Posted by: Jim at June 14, 2004 4:16 PM

If you decide to visit Bonsai West let us know. We're only about 25 minutes away. (It's right down the road from Chuck's office actually, less than 5 minutes).

Posted by: Bob at June 14, 2004 6:20 PM

I will let you know. It might be fun just to look around.

Posted by: James at June 14, 2004 6:25 PM

Yeah. I got Lynnea a tree from Bonsai West as well. We managed to keep it for 3 years before we screwed it up. They are very knowledgeable and helpful. I bet if we had brought it in at the first sign of trouble, they would have been able to help us with it.

Posted by: briwei at June 15, 2004 12:38 PM

Yeah. I got Lynnea a tree from Bonsai West as well. We managed to keep it for 3 years before we screwed it up. They are very knowledgeable and helpful. I bet if we had brought it in at the first sign of trouble, they would have been able to help us with it.

Posted by: briwei at June 15, 2004 12:38 PM

Ah, Bonsai! I love 'em. I stopped killing them about 30 years ago, however.

Well - maybe less than that. I go through bonsai fantasies at regular intervals of about 10 years. My latest one took me to agreenhouse some mile snorth of here that gives classes and has all sorts of bonsai and bonsa supplies.

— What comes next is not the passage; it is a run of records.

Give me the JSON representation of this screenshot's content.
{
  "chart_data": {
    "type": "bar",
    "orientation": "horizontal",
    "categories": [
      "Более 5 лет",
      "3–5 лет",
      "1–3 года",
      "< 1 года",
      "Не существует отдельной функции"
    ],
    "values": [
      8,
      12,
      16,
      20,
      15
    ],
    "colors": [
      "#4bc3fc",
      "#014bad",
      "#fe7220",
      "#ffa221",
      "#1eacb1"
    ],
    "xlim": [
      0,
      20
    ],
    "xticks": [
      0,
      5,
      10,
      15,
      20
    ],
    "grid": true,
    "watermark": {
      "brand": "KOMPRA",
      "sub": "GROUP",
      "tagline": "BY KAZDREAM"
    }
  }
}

In the 70s my bonsai came from Florida where I bought them on visits to Bren's parents in Naples. You really had to search for specialty shops handling bonsai in those days - they were very few and far between - now they sell 'em in malls and eveb Gome Depot. But yes, the hardy variety - which are most of the really interesting ones that really follow the bonsai tradition - do need a winter environment where they can be dormant for a while and I was never able to do a decent job of providing that, even with a greenhouse that was quite cool.

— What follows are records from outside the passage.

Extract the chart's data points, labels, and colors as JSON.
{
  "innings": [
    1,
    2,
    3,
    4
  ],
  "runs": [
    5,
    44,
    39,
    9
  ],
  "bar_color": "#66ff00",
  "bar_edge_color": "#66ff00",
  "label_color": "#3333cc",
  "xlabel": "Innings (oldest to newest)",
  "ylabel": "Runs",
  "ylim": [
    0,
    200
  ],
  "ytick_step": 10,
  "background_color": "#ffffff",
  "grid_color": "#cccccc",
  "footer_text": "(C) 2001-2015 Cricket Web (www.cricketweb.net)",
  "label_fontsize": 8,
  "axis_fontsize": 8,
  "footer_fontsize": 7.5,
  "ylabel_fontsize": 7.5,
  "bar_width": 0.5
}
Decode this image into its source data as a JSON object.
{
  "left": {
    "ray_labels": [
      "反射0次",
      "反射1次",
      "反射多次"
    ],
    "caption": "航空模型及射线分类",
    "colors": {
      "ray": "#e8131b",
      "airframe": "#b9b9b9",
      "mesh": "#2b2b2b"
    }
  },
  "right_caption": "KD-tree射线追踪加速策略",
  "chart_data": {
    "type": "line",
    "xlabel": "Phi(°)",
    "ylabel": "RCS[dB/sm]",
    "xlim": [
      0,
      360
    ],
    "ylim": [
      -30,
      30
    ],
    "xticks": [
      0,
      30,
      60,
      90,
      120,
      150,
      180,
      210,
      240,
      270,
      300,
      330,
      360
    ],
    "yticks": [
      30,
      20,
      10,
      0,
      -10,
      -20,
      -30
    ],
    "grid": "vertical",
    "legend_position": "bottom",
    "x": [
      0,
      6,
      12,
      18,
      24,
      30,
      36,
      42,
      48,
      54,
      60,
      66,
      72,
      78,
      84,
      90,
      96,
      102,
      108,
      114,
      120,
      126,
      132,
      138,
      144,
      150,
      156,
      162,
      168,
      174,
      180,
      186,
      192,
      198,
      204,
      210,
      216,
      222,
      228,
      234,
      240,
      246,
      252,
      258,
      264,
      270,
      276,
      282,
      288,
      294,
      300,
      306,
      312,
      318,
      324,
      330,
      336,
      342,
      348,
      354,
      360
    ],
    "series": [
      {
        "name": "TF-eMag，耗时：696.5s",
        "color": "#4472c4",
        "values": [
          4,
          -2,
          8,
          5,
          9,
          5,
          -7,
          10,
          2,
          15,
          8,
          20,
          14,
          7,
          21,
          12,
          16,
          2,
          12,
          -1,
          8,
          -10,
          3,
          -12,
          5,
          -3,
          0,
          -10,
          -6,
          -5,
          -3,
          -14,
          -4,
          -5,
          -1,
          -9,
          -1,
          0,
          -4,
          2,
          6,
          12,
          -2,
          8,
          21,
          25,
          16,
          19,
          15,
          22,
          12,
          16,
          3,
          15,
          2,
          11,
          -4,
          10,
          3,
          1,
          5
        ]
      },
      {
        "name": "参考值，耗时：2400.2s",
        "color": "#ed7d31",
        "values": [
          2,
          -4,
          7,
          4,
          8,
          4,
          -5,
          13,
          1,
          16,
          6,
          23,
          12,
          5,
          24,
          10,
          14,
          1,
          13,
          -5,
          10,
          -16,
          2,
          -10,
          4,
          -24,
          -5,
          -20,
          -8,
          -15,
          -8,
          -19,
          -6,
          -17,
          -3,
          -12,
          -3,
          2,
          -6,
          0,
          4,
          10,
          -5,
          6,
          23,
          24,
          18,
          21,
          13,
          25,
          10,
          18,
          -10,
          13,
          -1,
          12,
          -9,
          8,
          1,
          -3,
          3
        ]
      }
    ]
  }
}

The point isn't just the dormancy. Culturally you're keeping a bonsai at near starvation levels - like a real tree that grows on a cliff. Soil, nutrients and water are at a minimum. And yes, there are aspects of that concept that seem a little sick to me - I mean why take a living thing and try to balance it continually on the edge between life and death?

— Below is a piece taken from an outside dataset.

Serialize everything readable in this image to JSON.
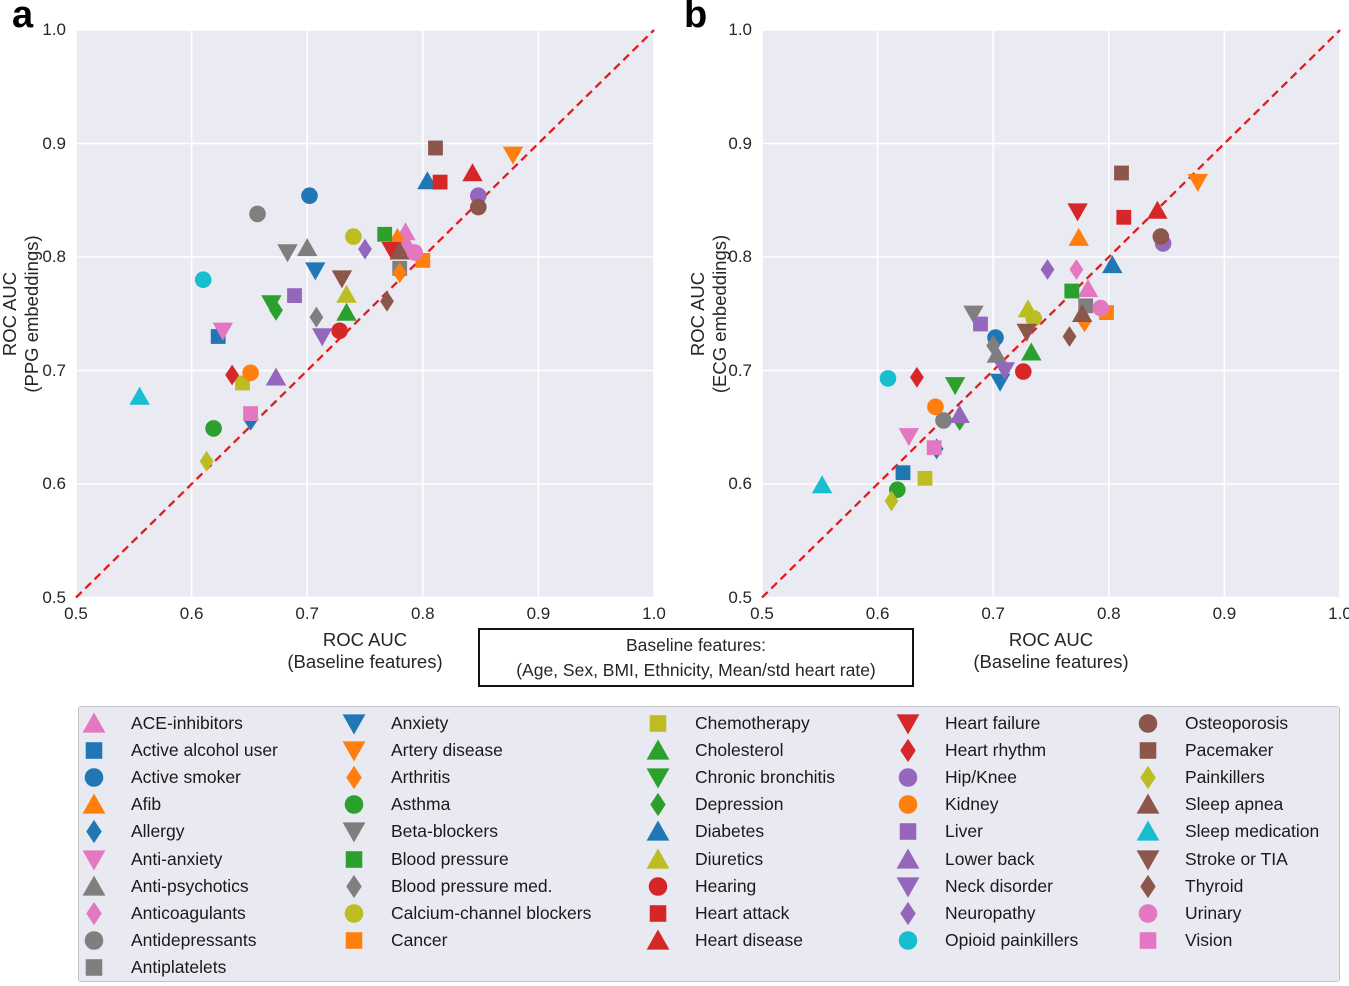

But that idea never took hold for me because I was more fascinated by what the bonsai meant to the grower's behavior than what happened to the plant. What captivated me is the idea of steadfastness they require. That seemed an especially desirable trait in our throw-away culture. The idea of meticulously caring for a single plant over the course of your life-time seemed like a wonderful goal. (And people do this!) I thought it might build character. It didn't because I couldn't stick with it. So my bonsai died and I never built character ;-)

But they represent a fascinating piece of Japanese culture that I admire - though I wonder if even in Japan many people follow the rules today. I wonder if they're able to do what i wanted to do - have one foot in the good values of the past while another in a our throw-away, fast-changing culture of the present.